Chapter 22, Problem 56E

To determine

The intensity level heard at $50\text{m}$.

Answer to Problem 56E

The intensity level heard at $50\text{m}$ is $\underset{\_}{56.02\text{dB}}$.

Explanation of Solution

Write the expression for intensity level of sound.

    $\beta =10{\log }_{10}\left(\frac{I_1}{I_0}\right)$        (I)

Here, $\beta$ is the intensity level of sound, $I_0$ is the lowest audible intensity and $I_1$ is the intensity of sound at $10\text{m}$ distance.

Given that the intensity level of sound is $70\text{dB}$ at a distance of $10\text{m}$.

Apply the above condition in equation (I), and rearrange to find $I_1$.

    $\begin{array}{c}70\text{dB}=10{\log }_{10}\left(\frac{I_1}{I_0}\right)\\ 7={\log }_{10}\left(\frac{I_1}{I_0}\right)\\ {10}^7=\left(\frac{I_1}{I_0}\right)\\ I_1={10}^7\times I_0\end{array}$        (II)

Since the lowest audible intensity is equal to ${10}^{-12}{\text{Wm}}^{-2}$, equation (II) is written as

    $\begin{array}{c}{I}_1=\left({10}^7\right)\left({10}^{-12}{\text{Wm}}^{-2}\right)\\ ={10}^{-5}{\text{Wm}}^{-2}\end{array}$

Write the relation between acoustic power in terms of intensity.

    $P=I_1\left(4\pi r^2\right)$        (III)

Here, $P$ is the acoustic power at $10\text{m}$ distance, and $r$ is the distance from the source.

Since the intensity of sound at $10\text{m}$ distance is ${10}^{-5}{\text{Wm}}^{-2}$.

Use the above condition in equation (III).

    $\begin{array}{c}P=\left({10}^{-5}{\text{Wm}}^{-2}\right)\left(4\pi {\left(10\text{m}\right)}^2\right)\\ =0.01256\text{W}\end{array}$        (IV)

Write the acoustic power at $50\text{m}$ in terms of intensity.

    $P=I^{\prime }\left(4\pi r^2\right)$        (V)

Here, $P$ is the acoustic power at $50\text{m}$ distance, $I^{\prime }$ is the intensity at $50\text{m}$, and $r$ is the distance from the source

Rearrange the above equation to find $I^{\prime }$.

    $I^{\prime }=\frac{P}{4\pi r^2}$

Since the acoustic power at $50\text{m}$ distance is $0.01256\text{W}$, and the distance from the source is $50\text{m}$ the above equation is written as

    $\begin{array}{c}{I}^{\prime }=\frac{0.01256\text{W}}{4\pi {\left(50\text{m}\right)}^2}\\ =4\times {10}^{-7}{\text{Wm}}^{-2}\end{array}$        (VI)

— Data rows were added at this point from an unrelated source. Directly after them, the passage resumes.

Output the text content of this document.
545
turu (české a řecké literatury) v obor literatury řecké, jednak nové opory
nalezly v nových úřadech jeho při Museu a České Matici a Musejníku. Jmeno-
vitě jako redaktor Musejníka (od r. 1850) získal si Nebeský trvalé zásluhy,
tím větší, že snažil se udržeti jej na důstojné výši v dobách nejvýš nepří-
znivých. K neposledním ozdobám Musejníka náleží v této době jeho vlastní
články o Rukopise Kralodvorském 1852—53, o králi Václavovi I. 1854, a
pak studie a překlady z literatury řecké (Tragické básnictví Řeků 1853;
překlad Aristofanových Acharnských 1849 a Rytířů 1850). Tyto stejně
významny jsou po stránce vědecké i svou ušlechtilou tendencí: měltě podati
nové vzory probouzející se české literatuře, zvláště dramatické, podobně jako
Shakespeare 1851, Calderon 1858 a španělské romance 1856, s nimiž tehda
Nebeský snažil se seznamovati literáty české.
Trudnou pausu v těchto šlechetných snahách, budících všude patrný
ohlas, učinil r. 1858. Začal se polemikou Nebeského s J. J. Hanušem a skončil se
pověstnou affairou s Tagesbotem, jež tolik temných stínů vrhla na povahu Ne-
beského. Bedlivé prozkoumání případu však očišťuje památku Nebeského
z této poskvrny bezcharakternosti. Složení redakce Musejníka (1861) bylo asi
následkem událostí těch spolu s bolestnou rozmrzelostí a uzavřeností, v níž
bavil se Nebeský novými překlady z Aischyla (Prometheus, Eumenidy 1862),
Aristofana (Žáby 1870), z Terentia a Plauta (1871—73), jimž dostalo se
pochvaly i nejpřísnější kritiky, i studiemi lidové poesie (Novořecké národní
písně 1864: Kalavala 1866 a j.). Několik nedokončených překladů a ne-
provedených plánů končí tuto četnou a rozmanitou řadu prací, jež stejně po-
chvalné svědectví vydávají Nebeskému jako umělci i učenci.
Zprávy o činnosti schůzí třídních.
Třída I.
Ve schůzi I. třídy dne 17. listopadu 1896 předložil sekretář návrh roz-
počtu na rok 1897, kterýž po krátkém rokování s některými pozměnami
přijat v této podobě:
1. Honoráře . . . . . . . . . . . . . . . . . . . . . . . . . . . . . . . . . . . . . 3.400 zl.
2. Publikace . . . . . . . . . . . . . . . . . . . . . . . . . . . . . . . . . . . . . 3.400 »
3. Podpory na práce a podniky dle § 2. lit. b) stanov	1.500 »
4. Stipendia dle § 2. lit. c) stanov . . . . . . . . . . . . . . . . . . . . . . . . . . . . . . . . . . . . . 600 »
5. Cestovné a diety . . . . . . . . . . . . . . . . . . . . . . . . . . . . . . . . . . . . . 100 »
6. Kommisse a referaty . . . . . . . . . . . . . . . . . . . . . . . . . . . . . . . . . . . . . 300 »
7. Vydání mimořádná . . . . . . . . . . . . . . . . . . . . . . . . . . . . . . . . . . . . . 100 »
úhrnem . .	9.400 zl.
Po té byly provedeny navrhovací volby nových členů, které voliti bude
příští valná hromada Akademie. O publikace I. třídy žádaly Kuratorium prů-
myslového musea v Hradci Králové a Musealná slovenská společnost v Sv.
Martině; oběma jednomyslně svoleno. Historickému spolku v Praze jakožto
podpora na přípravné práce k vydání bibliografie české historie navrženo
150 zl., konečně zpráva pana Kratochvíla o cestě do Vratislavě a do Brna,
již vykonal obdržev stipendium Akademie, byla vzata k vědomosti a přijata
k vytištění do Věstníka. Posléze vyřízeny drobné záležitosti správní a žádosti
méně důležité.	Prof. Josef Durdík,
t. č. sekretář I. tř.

Write the expression for intensity level of sound at a distance of $50\text{m}$.

    ${\beta }^{\prime }=10{\log }_{10}\left(\frac{I^{\prime }}{I_0}\right)$        (VII)

Here, ${\beta }^{\prime }$ is the intensity level of sound, $I_0$ is the lowest audible intensity and $I^{\prime }$ is the intensity of sound at a distance of $50\text{m}$.

Conclusion:

Substitute $4\times {10}^{-7}{\text{Wm}}^{-2}$ for $I^{\prime }$, and ${10}^{-12}{\text{Wm}}^{-2}$ for $I_0$ in equation (VII), to find ${\beta }^{\prime }$.

    $\begin{array}{c}{\beta }^{\prime }=10{\log }_{10}\left(\frac{4\times {10}^{-7}{\text{Wm}}^{-2}}{{10}^{-12}{\text{Wm}}^{-2}}\right)\\ =56.02\text{dB}\end{array}$

Therefore, the intensity level heard at $50\text{m}$ is $\underset{\_}{56.02\text{dB}}$.